Estatutos dos Tribunais Administrativos e alguma desarmonia
Os Estatutos dos Tribunais Administrativos em Portugal
têm sido marcados por uma série de incongruências e dualidades que podem até
ser classificadas como “esquizofrénicas”, utilizando a expressão do Professor
Vasco Pereira da Silva. Esta “esquizofrenia” reflete-se em diversos aspetos de
organização e funcionamento de justiça administrativa, desde a sua estrutura e
competências, à formação e carreira de juízes.

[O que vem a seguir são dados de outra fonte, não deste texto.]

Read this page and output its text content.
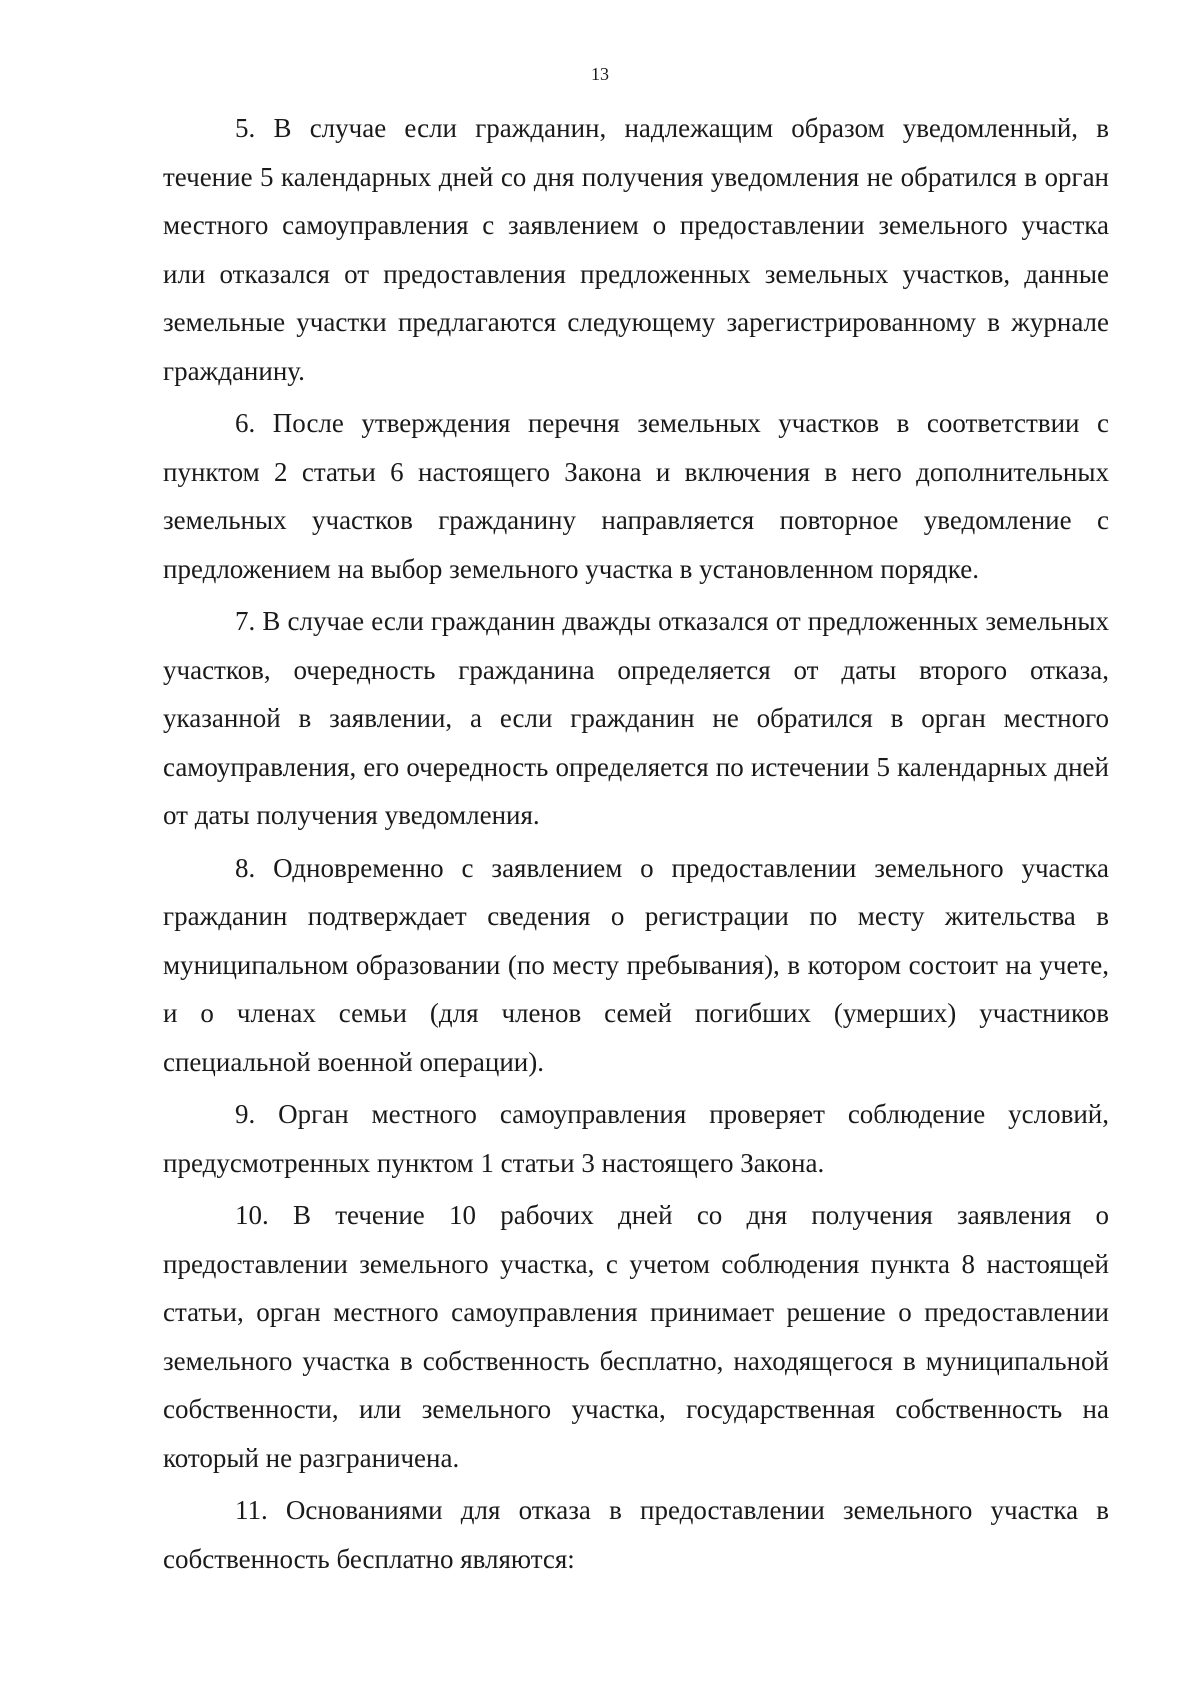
13

5. В случае если гражданин, надлежащим образом уведомленный, в течение 5 календарных дней со дня получения уведомления не обратился в орган местного самоуправления с заявлением о предоставлении земельного участка или отказался от предоставления предложенных земельных участков, данные земельные участки предлагаются следующему зарегистрированному в журнале гражданину.

6. После утверждения перечня земельных участков в соответствии с пунктом 2 статьи 6 настоящего Закона и включения в него дополнительных земельных участков гражданину направляется повторное уведомление с предложением на выбор земельного участка в установленном порядке.

7. В случае если гражданин дважды отказался от предложенных земельных участков, очередность гражданина определяется от даты второго отказа, указанной в заявлении, а если гражданин не обратился в орган местного самоуправления, его очередность определяется по истечении 5 календарных дней от даты получения уведомления.

8. Одновременно с заявлением о предоставлении земельного участка гражданин подтверждает сведения о регистрации по месту жительства в муниципальном образовании (по месту пребывания), в котором состоит на учете, и о членах семьи (для членов семей погибших (умерших) участников специальной военной операции).

9. Орган местного самоуправления проверяет соблюдение условий, предусмотренных пунктом 1 статьи 3 настоящего Закона.

10. В течение 10 рабочих дней со дня получения заявления о предоставлении земельного участка, с учетом соблюдения пункта 8 настоящей статьи, орган местного самоуправления принимает решение о предоставлении земельного участка в собственность бесплатно, находящегося в муниципальной собственности, или земельного участка, государственная собственность на который не разграничена.

11. Основаниями для отказа в предоставлении земельного участка в собственность бесплатно являются:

-Estrutura e Competências:
· Dupla
função do STA: O Supremo Tribunal Administrativo (STA),
órgão de topo da jurisdição administrativa, assume o papel contraditório ao
atuar simultaneamente como tribunal da 1ª instância e tribunal de recurso. Esta
situação, única no mundo, resulta numa sobrecarga de processos no STA e
consequente morosidade na sua resolução. O Professor Vasco Pereira da Silva
defende a necessidade de “inverter a pirâmide”, alargando a base com mais
Tribunais Administrativos de Círculo, mantendo os Tribunais Centrais
Administrativos e restringindo o STA à função de tribunal de recurso.
· Competência
do STA para Atos do Governo: A competência do STA para
julgar atos do Governo enquanto órgão colegial, em vez de tais atos serem
apreciados primeiramente por tribunais de 1ª instância, contribui para a
ineficiência do sistema. Esta situação é vista como uma resistência do Estado
ao controlo judicial.
· Separação
artificial entre jurisdição administrativa e fiscal:
Apesar da Constituição da República Portuguesa consagrar uma jurisdição
administrativa e fiscal unificada, o Estatuto dos Tribunais Administrativos e
Fiscais (ETAF) e Código de Processo nos Tribunais Administrativos (CPTA) criam
uma separação artificial entre as duas (por meio da Reforma de 2002/2004), o
primeiro que mostra a organização da justiça administrativa portuguesa, com o
estatuto de todos os juízes, a competência dos tribunais, as regras de
organização da justiça administrativa…, e o segundo que estabelece as regras
processuais com as quais é resolvido o litígio na jurisdição administrativa.
Esta separação é, para o Professor, desprovida de sentido prático e chega a ser
potencialmente inconstitucional.
-Formação e carreira dos juízes:
· Falta de formação especializada: A especialização dos juízes administrativos, fundamental para a eficácia da justiça administrativa, é comprometida pela falta de uma formação específica e contínua. A inexistência de uma “universidade de juízes” para a justiça administrativa, como existe para a justiça judicial, contribui para uma preparação deficiente dos juízes para as questões complexas de Direito Administrativo.
·
Carreira não autónoma:
A ausência de uma carreira autónoma para juízes administrativos, separada da
dos juízes dos tribunais judiciais, permite que juízes sem experiência prévia
em Direito Administrativo ocupem lugares de topo no STA, comprometendo a
especialização e a eficácia da justiça administrativa.
·
Especialização em matéria limitada: Apesar
da previsão legal para a criação de tribunais especializados em determinadas
matérias, a sua implementação tem sido tardia e insuficiente. A falta de
tribunais efetivamente especializados em áreas como urbanismo, ambiente e
contratação pública limita as vantagens da especialização jurisdicional.
Toda esta falta de equilíbrio inerente aos estatutos
dos tribunais administrativos compromete a sua eficácia e a tutela efetiva dos
direitos dos particulares. A falta de clareza na estrutura e competências,
aliada à formação e carreira inadequadas dos juízes, contribuem para um sistema
judicial moroso, complexo e por vezes contraditório. A reforma de 2004, embora
tenha introduzido melhorias significativas, não conseguiu resolver os
problemas estruturais da justiça administrativa, perpetuando algumas das suas
"doenças de infância". É importante ressaltar, porém, que a
Reforminha de 2019 trouxe melhorias ao diagnosticar algumas destas
“esquizofrenias” e atendeu a algumas críticas que o Professor Vasco Pereira da
Silva havia apontado sobre os Estatutos, proporcionando alguns avanços no
sistema. Foi necessário esperar por esta Reforminha para que, por exemplo, os
tribunais especializados fossem finalmente instituídos, embora sem cobrir todas
as previsões iniciais.
O Professor, durante a fase pré-legislativa,
expressava uma opinião ambivalente sobre os dois diplomas. Por um lado, ele
considera o Código de Processo um bom diploma, pois, entre outras
características e de forma muito sucinta, consagra os princípios constitucionais
e, por outro lado, crítica os Estatutos, considerando-os um conjunto de normas
que, a seu ver, são medianas e ficam aquém das exigências.